Piczo is a social networking site, geared toward young teenagers, that actually does something about online safety- unlike MySpace and others.

Piczo is a closed system- there’s no way to browse pages or to search. There are numerous ways for parents and others to report inappropriate behavior. And best of all- Piczo has full time staff reviewing all complaints and claims to take swift action to protect its members.

This sounds like the sort of site I was describing last night when I was calling MySpace out for yet another round of smoke and mirrors in the name of user safety.

I haven’t tried Piczo, and much of what I report here comes from the C|Net story, the TechCrunch story, the Piczo safety page and the Piczo parents’ page.

I really wish Piczo would require parental approval before allowing kids to register, but other than that one material omission, it seems to have a good approach to online safety.

The question then becomes a choice between a “safer” network and no network at all. I suspect that when my kids get to the networking age, I will first try to write a secure site for them and their friends to use to connect online. If that’s too nerdy or Daddy-infested for my kids, we’ll have to talk about it. I’m not naive enough to think I can keep my kids from the internet, but I’m certain I can and will exert influence over where they go and what they do there.

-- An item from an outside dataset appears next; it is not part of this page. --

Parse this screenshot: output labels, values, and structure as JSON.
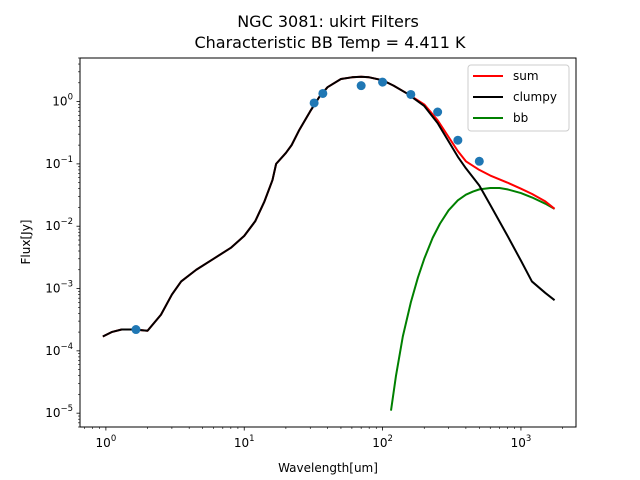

My buddy Tom Morris pokes some logical holes in my dark alley theory and compares MySpace to a large city, like New York, Boston or London. He says that problems like the ones at MySpace and elsewhere can’t be solved by technological means. And he says that, since MySpace has more rules than the web at large, it’s at least incrementally safer than the world wild web.

Most of what he says makes sense. I guess the difference that I keep clinging to is that my kids can’t go to New York, Boston or London without me, but they are permitted to (and will almost certainly demand to) go to MySpace, etc. all by themselves.

Sure, I can forbid them from doing it at my house, but what about at a friend’s house? I have to be watchful and involved, but I want sites like MySpace to make it easier for me to control where my kids go and what they do online- not harder.

Piczo seems to be to be a step in that direction.